見えない成果を診る

成績を上げることの得意でない生徒にとっては、仮に順位が230人中200番台をウロウロしていて、新しくテストの成績表が返ってきても例えば199位。しかし、ここで「なんだまた今回も同じじゃないか、何やってるんだ」と生徒を責めてしまったら良くない。

こういう見方をしてみよう。今回の2学期中間テストのある生徒(O君)の実例だ。


平均点に対する本人得点の割合(単位は%、時系列は「(入塾)→3年1学期中間→3年1学期期末→3年2学期中間」)

【国語】48.4→41.6→58.6

【社会】53.7→55.6→71.7

【数学】69.0→95.0→103.0

定期テストの成績表を見ながら、得点を平均点で割り算する。すると、O君の平均点に対する得点率が上昇していることが分かる。上記のように国語・社会・数学においては過去最高の得点率を打ち出していることになる。数学に至っては103.0%と、2年次以降全教科の中で初の平均点超えを見せている。私に言わせれば「赤飯炊きましょう」モノである。
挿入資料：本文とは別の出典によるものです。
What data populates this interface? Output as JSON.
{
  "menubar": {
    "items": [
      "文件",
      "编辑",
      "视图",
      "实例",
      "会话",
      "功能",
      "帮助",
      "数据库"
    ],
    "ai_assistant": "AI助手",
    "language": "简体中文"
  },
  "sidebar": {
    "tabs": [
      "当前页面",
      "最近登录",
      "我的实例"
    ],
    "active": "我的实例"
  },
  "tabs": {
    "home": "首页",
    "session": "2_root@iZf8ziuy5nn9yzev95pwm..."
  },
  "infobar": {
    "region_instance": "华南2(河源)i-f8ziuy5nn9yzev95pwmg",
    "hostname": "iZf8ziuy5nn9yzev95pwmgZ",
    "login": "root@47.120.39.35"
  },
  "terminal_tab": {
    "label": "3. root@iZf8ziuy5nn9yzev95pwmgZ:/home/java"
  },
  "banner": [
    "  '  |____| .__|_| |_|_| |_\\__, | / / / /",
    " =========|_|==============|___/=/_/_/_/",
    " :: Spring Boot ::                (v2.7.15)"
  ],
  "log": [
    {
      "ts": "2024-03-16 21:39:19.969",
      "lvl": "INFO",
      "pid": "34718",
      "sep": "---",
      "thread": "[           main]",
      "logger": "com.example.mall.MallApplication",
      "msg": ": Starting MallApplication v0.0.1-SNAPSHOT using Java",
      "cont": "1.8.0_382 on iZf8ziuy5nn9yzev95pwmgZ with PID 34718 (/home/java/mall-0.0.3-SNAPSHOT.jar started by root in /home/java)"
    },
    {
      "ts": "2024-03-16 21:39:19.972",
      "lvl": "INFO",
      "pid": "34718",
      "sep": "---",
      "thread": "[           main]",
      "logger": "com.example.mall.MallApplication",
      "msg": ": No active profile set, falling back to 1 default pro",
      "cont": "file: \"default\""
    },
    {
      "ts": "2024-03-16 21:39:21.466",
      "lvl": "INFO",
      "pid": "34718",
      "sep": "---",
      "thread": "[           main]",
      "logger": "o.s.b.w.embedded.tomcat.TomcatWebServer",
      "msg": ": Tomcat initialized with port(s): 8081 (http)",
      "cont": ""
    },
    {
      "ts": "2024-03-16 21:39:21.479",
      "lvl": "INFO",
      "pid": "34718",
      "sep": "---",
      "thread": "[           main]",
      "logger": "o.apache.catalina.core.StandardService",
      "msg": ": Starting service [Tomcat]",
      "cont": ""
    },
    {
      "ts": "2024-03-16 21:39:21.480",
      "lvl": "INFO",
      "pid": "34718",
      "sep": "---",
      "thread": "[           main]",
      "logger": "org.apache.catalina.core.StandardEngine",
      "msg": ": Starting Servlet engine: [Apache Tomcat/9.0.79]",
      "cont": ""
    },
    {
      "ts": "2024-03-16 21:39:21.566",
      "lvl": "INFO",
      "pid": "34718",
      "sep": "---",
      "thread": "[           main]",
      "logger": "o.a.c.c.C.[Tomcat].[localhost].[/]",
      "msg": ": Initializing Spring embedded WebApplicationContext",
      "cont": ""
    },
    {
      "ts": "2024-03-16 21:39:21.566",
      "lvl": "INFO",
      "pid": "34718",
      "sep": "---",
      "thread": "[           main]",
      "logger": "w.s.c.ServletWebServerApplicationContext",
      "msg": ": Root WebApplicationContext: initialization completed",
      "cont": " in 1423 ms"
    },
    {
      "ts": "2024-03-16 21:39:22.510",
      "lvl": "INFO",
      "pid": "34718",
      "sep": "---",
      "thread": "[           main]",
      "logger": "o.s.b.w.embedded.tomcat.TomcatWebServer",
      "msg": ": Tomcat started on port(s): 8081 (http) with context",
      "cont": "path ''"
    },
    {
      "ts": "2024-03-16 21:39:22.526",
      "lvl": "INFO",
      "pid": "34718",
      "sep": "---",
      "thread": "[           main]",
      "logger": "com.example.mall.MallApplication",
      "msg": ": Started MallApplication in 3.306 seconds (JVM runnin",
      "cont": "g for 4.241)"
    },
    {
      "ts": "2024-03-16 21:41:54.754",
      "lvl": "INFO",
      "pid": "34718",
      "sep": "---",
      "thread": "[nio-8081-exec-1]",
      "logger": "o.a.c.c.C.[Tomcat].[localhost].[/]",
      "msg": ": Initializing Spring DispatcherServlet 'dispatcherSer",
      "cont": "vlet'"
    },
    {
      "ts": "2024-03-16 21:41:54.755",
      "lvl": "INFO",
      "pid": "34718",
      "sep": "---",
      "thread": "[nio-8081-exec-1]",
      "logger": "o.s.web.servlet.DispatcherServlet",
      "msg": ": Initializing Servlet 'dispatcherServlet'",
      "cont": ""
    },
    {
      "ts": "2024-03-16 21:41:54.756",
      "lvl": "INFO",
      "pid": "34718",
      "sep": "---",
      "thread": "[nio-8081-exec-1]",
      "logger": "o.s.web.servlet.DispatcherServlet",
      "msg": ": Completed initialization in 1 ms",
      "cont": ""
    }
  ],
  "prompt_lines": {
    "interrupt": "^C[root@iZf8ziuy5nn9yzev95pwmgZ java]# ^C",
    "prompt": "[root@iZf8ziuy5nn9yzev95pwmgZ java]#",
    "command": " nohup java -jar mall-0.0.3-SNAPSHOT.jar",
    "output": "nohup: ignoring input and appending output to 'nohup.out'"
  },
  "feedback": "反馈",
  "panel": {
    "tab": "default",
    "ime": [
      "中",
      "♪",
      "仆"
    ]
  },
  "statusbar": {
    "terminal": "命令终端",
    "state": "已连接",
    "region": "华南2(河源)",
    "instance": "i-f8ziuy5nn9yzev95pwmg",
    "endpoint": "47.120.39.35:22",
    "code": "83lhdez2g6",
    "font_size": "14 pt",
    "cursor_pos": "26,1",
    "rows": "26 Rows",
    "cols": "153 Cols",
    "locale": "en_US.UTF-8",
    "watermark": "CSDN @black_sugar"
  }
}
O君の場合は数学の計算と社会の一問一答に注力した取り組みが功を奏していると推測できるが、このように成績表に印字された数字の更に奥に有るデータを読み解くことで、授業の効果測定が可能となるのだ。得点や順位の上下だけで一喜一憂をするのが必ずしも的を射ているとは限らない。こうした「見えない成果」にこそ静かに目を向けたい。